I read that this implies that the nonlinear problem $$\begin{cases} u_{tt}-u_{xx}=u^2(x,t)+g(x,t),\;(x,t)\in Q_T \\ u(x,0)=0,\;x\in\mathbb{R} \\ u_t(x,0)=0,\; x\in\mathbb{R} \end{cases}$$ has a unique solution in $X$. By d'Alembert's formula I understand that if $u=N(u)$, then $u$ is the unique solution, but I think assuming that $f(x,t)=u^2(x,t)+g(x,t)$ satisfies $f$ and $f_x$ continuous (hypotheses for d'Alembert's formula). Thus, do we have to include some sort of continuity or regularity in the space $X$? Or from $u\in L^\infty(Q_T)$ and $u=N(u)$ we can deduce that $u\in C^2(Q_T)$, and therefore there are no regularity problems?
Let $f=u^2+g$. By d'Alembert's formula, we need $f$ and $f_x$ continuous on $\mathbb{R}\times[0,T]$.
Using $\|f\|_{L^{\infty}(Q_T)}<\infty$, $u=N(u)$ and dominated convergence, one has $u$ continuous on $\mathbb{R}\times[0,T]$.
Assume $g$ and $g_x$ continuous on $\mathbb{R}\times[0,T]$. As $f$ is continuous, $$\partial_x \int_{x-(t-s)}^{x+(t-s)}(u^2+g)(y,s)\,dy=(u^2+g)(x+(t-s),s)-(u^2+g)(x-(t-s),s).$$
Use the following result: if $H(x)=\int_a^b h(x,y)\,dy$, $h$ continuous and $h_x$ continuous on $[a,b]$, then there exists $H'(x)=\int_a^b h_x(x,y)\,dy$.
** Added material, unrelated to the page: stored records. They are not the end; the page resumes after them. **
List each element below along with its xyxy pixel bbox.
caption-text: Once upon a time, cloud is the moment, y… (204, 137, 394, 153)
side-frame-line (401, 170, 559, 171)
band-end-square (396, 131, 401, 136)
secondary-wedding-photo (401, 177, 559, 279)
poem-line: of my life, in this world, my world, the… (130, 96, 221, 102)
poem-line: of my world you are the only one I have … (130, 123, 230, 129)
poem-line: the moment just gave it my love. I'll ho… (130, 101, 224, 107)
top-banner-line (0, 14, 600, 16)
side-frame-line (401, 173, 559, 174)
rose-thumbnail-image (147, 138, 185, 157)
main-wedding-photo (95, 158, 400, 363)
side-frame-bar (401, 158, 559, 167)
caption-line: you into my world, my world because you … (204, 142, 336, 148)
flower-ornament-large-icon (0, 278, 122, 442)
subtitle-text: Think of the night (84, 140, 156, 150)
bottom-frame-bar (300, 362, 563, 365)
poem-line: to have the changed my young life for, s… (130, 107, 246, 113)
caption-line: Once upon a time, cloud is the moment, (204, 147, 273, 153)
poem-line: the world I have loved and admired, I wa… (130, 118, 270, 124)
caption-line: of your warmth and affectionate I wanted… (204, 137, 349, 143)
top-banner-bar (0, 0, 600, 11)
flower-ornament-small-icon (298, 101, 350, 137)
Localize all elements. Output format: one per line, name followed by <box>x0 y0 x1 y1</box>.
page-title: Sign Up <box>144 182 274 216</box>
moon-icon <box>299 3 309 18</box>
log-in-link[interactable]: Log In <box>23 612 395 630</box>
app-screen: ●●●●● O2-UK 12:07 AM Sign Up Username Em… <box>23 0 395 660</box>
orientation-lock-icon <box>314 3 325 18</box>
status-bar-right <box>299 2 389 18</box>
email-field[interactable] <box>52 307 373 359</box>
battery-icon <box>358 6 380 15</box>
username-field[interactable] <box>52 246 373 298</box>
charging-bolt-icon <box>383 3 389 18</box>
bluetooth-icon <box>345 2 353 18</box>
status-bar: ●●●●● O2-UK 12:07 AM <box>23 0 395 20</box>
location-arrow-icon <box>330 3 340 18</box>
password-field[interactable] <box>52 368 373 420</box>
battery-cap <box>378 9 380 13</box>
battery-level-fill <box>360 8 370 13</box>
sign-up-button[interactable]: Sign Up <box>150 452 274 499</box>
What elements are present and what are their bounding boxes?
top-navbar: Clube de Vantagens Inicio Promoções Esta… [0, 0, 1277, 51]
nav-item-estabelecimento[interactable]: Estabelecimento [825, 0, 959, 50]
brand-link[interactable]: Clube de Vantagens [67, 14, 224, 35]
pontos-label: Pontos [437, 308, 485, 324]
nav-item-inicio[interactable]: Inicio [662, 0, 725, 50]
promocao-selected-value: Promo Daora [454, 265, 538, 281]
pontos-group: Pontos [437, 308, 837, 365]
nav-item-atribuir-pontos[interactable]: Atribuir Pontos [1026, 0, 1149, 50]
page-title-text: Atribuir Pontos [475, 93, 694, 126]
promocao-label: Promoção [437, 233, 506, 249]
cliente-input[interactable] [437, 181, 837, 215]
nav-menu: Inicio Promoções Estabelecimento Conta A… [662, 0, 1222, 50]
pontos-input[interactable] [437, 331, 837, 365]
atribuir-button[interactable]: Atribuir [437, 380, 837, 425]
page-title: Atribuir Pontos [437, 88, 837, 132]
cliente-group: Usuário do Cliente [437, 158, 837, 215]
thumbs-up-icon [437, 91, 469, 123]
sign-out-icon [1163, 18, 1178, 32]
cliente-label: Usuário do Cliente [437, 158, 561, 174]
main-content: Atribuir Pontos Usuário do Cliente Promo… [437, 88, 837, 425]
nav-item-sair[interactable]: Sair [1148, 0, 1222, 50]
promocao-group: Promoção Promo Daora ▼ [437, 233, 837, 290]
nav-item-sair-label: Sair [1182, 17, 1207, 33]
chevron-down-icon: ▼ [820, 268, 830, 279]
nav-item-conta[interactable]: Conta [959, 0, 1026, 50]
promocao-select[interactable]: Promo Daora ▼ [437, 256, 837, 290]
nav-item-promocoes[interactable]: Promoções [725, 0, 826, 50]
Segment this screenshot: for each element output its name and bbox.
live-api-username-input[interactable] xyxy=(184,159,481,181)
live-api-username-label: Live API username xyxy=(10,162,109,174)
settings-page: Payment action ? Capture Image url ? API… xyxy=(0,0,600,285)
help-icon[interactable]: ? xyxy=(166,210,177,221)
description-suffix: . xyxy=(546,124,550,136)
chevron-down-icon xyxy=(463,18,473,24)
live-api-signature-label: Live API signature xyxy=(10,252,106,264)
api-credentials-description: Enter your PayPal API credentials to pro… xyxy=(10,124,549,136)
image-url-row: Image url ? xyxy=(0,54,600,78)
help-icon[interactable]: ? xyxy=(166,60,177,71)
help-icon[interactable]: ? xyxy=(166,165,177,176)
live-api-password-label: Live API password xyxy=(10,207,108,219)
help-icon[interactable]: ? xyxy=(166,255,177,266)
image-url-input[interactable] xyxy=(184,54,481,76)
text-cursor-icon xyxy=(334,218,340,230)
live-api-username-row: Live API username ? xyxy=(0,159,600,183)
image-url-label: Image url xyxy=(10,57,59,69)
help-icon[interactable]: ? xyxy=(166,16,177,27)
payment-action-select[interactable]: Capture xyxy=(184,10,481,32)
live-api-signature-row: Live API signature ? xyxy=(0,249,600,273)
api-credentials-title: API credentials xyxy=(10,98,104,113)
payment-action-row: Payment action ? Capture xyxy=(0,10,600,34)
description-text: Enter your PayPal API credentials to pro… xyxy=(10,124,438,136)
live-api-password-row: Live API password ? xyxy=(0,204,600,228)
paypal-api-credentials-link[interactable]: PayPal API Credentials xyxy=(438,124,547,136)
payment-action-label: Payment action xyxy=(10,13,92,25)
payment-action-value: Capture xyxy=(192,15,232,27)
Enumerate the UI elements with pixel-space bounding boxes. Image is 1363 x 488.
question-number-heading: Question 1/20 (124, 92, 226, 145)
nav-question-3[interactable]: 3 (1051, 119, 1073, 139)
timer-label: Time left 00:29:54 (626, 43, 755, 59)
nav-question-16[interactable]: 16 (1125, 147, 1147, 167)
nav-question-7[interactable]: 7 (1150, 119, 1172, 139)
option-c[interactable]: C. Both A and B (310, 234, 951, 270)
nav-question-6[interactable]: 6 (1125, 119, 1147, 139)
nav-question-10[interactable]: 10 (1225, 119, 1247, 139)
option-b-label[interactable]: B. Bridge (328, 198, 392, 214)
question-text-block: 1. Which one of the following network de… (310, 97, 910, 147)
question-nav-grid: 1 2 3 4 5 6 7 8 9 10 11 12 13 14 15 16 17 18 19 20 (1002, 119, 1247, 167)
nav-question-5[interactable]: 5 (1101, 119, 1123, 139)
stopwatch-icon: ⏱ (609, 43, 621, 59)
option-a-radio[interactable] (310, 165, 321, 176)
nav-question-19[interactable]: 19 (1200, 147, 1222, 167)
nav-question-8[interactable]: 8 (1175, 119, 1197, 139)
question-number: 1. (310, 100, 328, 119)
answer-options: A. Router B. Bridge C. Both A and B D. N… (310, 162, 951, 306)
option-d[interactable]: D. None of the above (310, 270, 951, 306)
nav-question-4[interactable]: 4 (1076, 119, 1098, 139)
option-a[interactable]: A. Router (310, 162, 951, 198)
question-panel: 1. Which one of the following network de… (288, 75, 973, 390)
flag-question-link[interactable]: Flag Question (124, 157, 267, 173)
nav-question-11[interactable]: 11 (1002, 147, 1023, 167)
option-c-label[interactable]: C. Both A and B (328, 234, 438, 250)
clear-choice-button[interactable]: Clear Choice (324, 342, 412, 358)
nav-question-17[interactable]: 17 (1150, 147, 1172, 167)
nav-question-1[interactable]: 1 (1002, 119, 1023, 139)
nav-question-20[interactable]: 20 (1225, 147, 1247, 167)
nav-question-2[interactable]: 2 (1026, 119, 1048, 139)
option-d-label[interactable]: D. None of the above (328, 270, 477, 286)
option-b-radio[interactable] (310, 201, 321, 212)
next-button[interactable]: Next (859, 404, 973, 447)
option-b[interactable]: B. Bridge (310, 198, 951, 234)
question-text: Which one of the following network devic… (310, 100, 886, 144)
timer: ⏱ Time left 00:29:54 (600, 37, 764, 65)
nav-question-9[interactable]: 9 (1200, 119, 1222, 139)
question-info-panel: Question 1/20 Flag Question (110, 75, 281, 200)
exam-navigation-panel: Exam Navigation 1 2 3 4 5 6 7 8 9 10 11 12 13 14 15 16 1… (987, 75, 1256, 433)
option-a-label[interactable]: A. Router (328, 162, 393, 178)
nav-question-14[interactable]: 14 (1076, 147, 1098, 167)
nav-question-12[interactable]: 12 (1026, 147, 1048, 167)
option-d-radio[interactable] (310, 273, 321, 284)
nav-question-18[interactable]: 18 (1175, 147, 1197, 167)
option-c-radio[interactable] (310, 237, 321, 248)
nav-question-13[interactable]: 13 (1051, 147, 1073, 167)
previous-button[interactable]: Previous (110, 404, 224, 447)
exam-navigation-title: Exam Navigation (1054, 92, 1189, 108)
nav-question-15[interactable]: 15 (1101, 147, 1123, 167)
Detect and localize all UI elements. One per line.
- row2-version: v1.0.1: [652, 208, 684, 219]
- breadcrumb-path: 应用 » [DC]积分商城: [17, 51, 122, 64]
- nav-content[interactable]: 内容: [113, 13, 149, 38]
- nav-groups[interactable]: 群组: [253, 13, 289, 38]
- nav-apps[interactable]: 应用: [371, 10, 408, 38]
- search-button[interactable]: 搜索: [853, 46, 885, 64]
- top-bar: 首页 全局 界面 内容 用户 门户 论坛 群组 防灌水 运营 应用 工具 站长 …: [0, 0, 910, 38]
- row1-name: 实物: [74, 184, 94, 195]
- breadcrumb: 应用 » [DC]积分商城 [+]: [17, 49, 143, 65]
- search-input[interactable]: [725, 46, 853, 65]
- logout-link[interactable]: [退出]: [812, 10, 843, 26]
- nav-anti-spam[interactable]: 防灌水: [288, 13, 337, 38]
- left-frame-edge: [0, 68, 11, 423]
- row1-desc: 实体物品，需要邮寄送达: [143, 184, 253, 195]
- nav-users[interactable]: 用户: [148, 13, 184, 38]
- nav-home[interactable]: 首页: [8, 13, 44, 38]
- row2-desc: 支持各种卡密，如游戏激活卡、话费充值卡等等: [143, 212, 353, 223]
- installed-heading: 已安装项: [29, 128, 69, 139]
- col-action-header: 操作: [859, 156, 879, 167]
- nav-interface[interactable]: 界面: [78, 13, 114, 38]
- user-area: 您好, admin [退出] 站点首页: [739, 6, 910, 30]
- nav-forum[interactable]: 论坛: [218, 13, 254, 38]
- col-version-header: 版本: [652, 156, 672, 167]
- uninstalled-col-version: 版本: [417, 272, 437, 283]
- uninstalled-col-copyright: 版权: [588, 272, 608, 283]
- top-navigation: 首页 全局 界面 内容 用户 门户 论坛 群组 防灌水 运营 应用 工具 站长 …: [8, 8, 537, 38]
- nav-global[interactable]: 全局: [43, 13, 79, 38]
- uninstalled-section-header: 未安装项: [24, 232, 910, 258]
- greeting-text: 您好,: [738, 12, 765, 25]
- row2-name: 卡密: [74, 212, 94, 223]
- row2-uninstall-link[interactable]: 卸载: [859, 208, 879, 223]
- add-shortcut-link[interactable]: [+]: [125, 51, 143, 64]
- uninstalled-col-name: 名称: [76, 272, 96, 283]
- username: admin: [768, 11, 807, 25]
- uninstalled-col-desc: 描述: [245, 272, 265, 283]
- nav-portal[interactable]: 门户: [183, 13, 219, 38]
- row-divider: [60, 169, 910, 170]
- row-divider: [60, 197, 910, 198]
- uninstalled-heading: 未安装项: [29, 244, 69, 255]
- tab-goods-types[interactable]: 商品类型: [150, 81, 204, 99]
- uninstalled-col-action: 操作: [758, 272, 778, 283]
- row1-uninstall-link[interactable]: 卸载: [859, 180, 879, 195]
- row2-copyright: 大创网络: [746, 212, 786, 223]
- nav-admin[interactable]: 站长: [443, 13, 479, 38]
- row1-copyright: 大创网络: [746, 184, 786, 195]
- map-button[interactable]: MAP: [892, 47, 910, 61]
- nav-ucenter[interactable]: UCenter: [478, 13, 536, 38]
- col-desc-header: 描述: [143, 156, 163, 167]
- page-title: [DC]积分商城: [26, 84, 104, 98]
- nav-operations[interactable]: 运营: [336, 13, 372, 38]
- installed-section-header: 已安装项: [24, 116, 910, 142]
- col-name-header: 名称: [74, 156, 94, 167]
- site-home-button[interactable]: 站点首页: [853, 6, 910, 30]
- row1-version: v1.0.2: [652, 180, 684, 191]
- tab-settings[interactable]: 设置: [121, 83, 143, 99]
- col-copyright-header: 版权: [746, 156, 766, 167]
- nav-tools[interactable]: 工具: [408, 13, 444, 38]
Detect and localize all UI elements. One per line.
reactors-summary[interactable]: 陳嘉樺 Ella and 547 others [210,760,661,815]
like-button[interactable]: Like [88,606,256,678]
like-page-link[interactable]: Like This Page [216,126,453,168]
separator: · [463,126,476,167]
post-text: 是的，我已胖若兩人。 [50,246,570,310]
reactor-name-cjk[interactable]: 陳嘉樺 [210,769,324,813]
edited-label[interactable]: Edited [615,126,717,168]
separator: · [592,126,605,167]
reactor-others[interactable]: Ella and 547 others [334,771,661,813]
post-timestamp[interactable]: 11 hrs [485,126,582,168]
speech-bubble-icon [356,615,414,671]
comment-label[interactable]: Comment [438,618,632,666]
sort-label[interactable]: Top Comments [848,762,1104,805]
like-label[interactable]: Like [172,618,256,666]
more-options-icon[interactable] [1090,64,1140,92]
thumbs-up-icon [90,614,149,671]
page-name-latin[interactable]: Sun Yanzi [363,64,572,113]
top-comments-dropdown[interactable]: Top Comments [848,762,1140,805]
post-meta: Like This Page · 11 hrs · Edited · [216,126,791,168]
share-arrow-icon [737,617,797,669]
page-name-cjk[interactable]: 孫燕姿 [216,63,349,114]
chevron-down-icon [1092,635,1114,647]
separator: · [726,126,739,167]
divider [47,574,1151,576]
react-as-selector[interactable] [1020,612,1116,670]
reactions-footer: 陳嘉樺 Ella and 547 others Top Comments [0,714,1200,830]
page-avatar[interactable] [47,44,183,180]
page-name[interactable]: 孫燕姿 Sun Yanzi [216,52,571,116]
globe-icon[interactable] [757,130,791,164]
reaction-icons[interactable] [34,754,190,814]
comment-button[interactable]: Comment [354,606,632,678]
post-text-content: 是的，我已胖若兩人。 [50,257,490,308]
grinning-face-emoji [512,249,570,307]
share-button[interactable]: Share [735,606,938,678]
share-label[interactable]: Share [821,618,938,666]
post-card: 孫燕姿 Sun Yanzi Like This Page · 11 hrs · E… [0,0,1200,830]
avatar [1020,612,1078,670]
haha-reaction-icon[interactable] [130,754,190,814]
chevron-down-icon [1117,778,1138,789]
From the result and $u=N(u)$, there exists \begin{align*} u_x(x,t)= {} & \frac{1}{2}\int_0^t \left(\partial_x \int_{x-(t-s)}^{x+(t-s)}(u^2+g)(y,s)\,dy\right)\,ds \\= {} & \frac12\int_0^t \left((u^2+g)(x+(t-s),s)-(u^2+g)(x-(t-s),s)\right)\,ds \end{align*} continuous on $\mathbb{R}\times[0,T]$. Then there exists $f_x$ continuous on $\mathbb{R}\times[0,T]$.